Let's begin with a simple example of a misaligned struct

// Misaligned struct
struct misaligned {
    char a;        // 1 byte
    int b;         // 4 bytes
    char c;        // 1 byte
};

struct misaligned initialise_misaligned() {
  struct misaligned tmp = {'0', 1, '2'};
  return tmp;
}

The size of this struct via sizeof(struct misaligned) equals 12.

This is the assembly code generated by gcc with -O3:

initialise_misaligned:
  mov  BYTE PTR -20[rsp], 48
  mov  DWORD PTR -16[rsp], 1
  mov  rax, QWORD PTR -20[rsp]
  mov  BYTE PTR -12[rsp], 50
  mov  edx, DWORD PTR -12[rsp]
  ret
  1. Stores a == '0' == 48 20 bytes below rsp.
  2. Stores b == 1 4 bytes below a
  3. Stores c == '2' == 50 4 bytes below b.

You can see that there's a lot of alignment and padding going on. The compiler decided to put b 4 bytes bellow a even though a only needed a single byte.

This is because, the compiler decided to align the int b; member on a 4-byte boundary, which resulted in the observed padding between a and b.

On x86 and x86-64 architectures, accessing an int that is not aligned to a 4-byte boundary may require multiple memory accesses, which can be slower than accessing an aligned int in a single memory access.

The compiler also aligns the entire structure to its most strictly aligned member. The compiler may also increase the size of structure if necessary, to make it a multiple of the alignment by adding padding at the end of the structure. This is known as Tail Padding.

Note that the [rsp-8] will store the instruction pointer when ret is hit. The struct element c itself starts at [rsp-12] and ends at [rsp-11]. This means that there are 3 bytes of padding at the end.

Total = 12 bytes.

Better aligning the struct

MinimiZe memory waste by ordering the structure elements such that the biggest element comes first, followed by the second biggest, and so on so forth.

struct aligned {
    int b;         // 4 bytes
    char a;        // 1 byte
    char c;        // 1 byte
};

struct aligned initialise_aligned() {
  struct aligned tmp = {'0', 1, '2'};
  return tmp;
}

The return value for sizeof(struct aligned); is now 8 instead of 12.

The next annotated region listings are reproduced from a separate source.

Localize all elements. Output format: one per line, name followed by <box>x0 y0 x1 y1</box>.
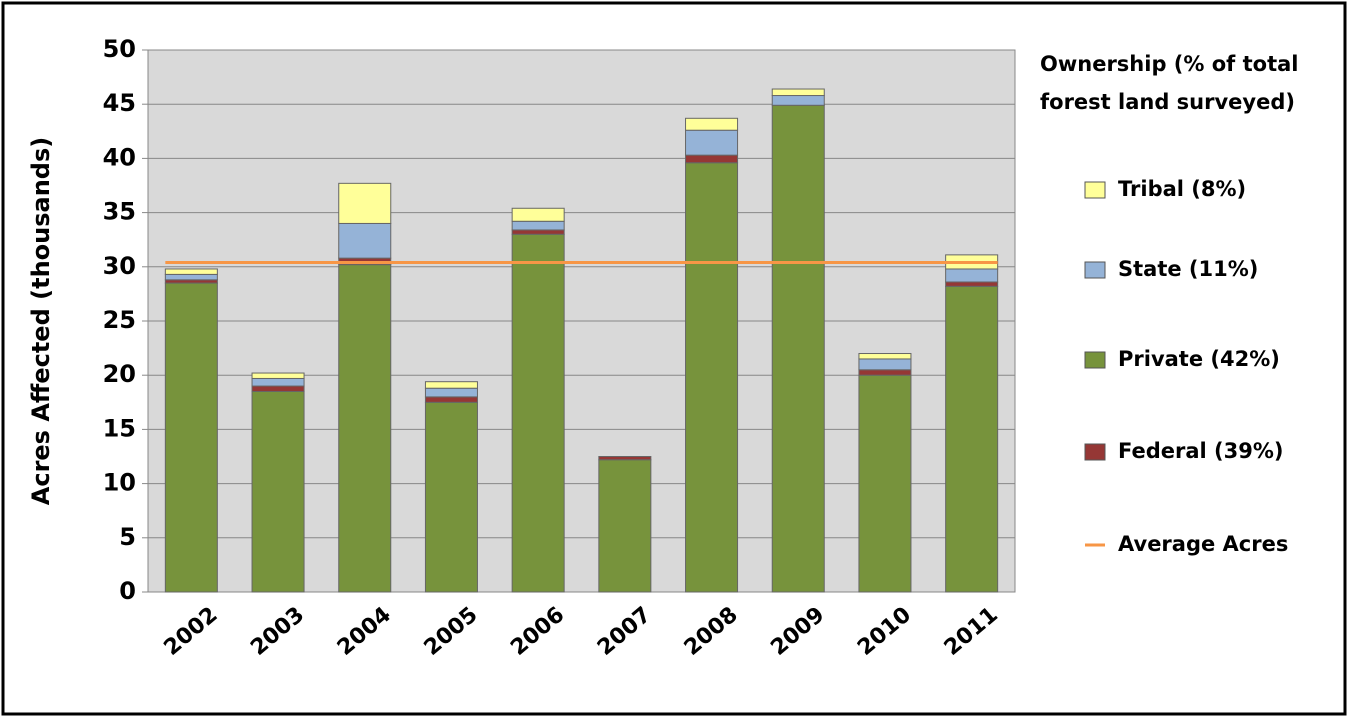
legend-title: Ownership (% of total <box>1040 52 1299 76</box>
bar-segment <box>512 230 564 234</box>
y-tick-label: 35 <box>103 198 136 226</box>
bar-segment <box>165 274 217 279</box>
bar-segment <box>599 457 651 460</box>
bar-segment <box>686 163 738 592</box>
bar-segment <box>946 282 998 286</box>
legend-title: forest land surveyed) <box>1040 90 1295 114</box>
bar-segment <box>512 221 564 230</box>
legend-swatch <box>1085 352 1105 368</box>
bar-segment <box>772 89 824 96</box>
legend-label: Private (42%) <box>1118 347 1280 371</box>
bar-segment <box>686 118 738 130</box>
bar-segment <box>339 223 391 258</box>
bar-segment <box>425 388 477 397</box>
y-tick-label: 45 <box>103 89 136 117</box>
bar-segment <box>425 397 477 402</box>
chart: Ownership (% of total forest land survey… <box>0 0 1348 717</box>
bar-segment <box>946 286 998 592</box>
bar-segment <box>339 183 391 223</box>
legend-swatch <box>1085 444 1105 460</box>
bar-segment <box>512 234 564 592</box>
bar-segment <box>512 208 564 221</box>
y-tick-label: 25 <box>103 306 136 334</box>
y-tick-label: 30 <box>103 252 136 280</box>
bar-segment <box>859 370 911 375</box>
bar-segment <box>859 354 911 359</box>
y-tick-label: 0 <box>119 577 136 605</box>
bar-segment <box>252 378 304 386</box>
legend-swatch <box>1085 262 1105 278</box>
legend-swatch <box>1085 182 1105 198</box>
bar-segment <box>252 373 304 378</box>
y-tick-label: 20 <box>103 360 136 388</box>
y-tick-label: 5 <box>119 523 136 551</box>
y-tick-label: 15 <box>103 414 136 442</box>
bar-segment <box>859 375 911 592</box>
bar-segment <box>686 130 738 155</box>
bar-segment <box>425 402 477 592</box>
y-axis-label: Acres Affected (thousands) <box>27 137 55 505</box>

The function initialise_aligned, when optimised is simply:

initialise_aligned:
  movabs  rax, 54979876356144
  ret

Which in binary is:

0b110010 00000001 00000000 00000000 00000000 00110000

The whole value is aligned now and fits into rax, so the compiler aggressively optimised it.

Note that we got 3 bytes of padding between a and b so that a is in a 4 byte boundary.